Early in the ranger-guided walk at the William Floyd Estate, naturalist MaryLaura Lamont noted how quiet it was in the woods around the 613-acre tract of land that once belonged to one of New York's four signers of the Declaration of Independence. How rare to be able to experience the sounds of silence on Long Island in this century! Lamont, who has worked at the William Floyd Estate for many years, locates and identifies bird species by sound as well as sight. One of the first birds observed was a Tufted Titmouse. "While this bird used to rarely be seen here," said Lamont, "they are now common winter residents at the Estate. We've seen a noticeable change in bird populations over the years, most likely in response to climate change and the use of backyard bird feeders during the winter." Within 20 minutes, the group had tallied more than a half dozen woodland bird species. One keen-eyed observer even spotted a left-over bird nest, identified by Lamont as one belonging to a summer species, the Red-eyed Vireo. Moving from the forest to the field, Lamont advised the group to watch for Eastern Bluebirds among the flocks of American Robins, and sure enough, three bluebirds made a grand appearance as on cue. By the time they got to the salt marsh and returned along Home Creek, the group was able to round out their GBBC checklist with the addition of a few Herring Gulls, American Black Ducks and Mallards, Red-tailed Hawk, and even a Belted Kingfisher.
The citizen scientists group at the Fire Island Lighthouse, led by volunteer birdwatcher Jack Finkenberg, counted more than a dozen species on their 2-hour watch. "It looks like there's nothing here," said Finkenberg as they strolled down the beach, "but in 10 minutes we've counted a half-dozen species." Aided by a spotting scope, they were able to count a raft of 24 Red-breasted Mergansers and more than 5,000 Brant.
On the other end of the island at the Fire Island Wilderness, a group led by seasonal ranger Dave Raymond was able to watch the Snowy Owl. While marveling at the opportunity to see this large bird, they were treated to an even more memorable observation. "When the young owl flew from its perch," said Raymond, "it was harassed by a Northern Harrier over the salt marsh, then mobbed by a couple of gulls." Seven species were recorded during this 2-hour program.

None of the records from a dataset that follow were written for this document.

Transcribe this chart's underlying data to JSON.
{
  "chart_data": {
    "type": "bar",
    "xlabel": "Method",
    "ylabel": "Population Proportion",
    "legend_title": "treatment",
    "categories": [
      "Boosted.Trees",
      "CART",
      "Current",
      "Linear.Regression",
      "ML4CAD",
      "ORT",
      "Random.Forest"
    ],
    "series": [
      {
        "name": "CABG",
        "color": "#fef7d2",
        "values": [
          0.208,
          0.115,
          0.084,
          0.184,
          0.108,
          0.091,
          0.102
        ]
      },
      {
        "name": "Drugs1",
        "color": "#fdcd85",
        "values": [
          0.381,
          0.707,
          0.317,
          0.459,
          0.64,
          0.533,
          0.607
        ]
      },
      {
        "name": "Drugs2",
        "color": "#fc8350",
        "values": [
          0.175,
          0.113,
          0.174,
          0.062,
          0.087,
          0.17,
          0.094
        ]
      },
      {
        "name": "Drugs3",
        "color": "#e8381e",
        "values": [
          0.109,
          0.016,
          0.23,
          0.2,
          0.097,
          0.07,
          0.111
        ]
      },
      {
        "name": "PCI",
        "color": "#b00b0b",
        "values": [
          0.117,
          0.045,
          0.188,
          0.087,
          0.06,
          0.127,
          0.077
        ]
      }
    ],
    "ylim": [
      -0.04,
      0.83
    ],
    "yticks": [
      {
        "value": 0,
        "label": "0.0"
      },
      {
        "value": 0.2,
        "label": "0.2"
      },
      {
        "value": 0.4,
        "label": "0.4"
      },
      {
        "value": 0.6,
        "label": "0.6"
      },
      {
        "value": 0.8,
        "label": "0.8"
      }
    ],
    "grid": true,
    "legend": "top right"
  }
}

Citizen-science observations reported during this annual program are helpful in tracking the abundance and distribution of birds across the country. Public lands like those preserved along the Atlantic flyway within Fire Island National Seashore provide very good habitat for observing wildlife.
Additional reports for bird observations at Fire Island National Seashore were also reported over the GBBC weekend. You can find the combined results at the GBBC web site (See "Explore the Results" and search under "A Particular Place" for Fire Island National Seashore (under the National Park Lands menu). For the William Floyd Estate tallies, see Mastic Beach, NY (under the Town menu).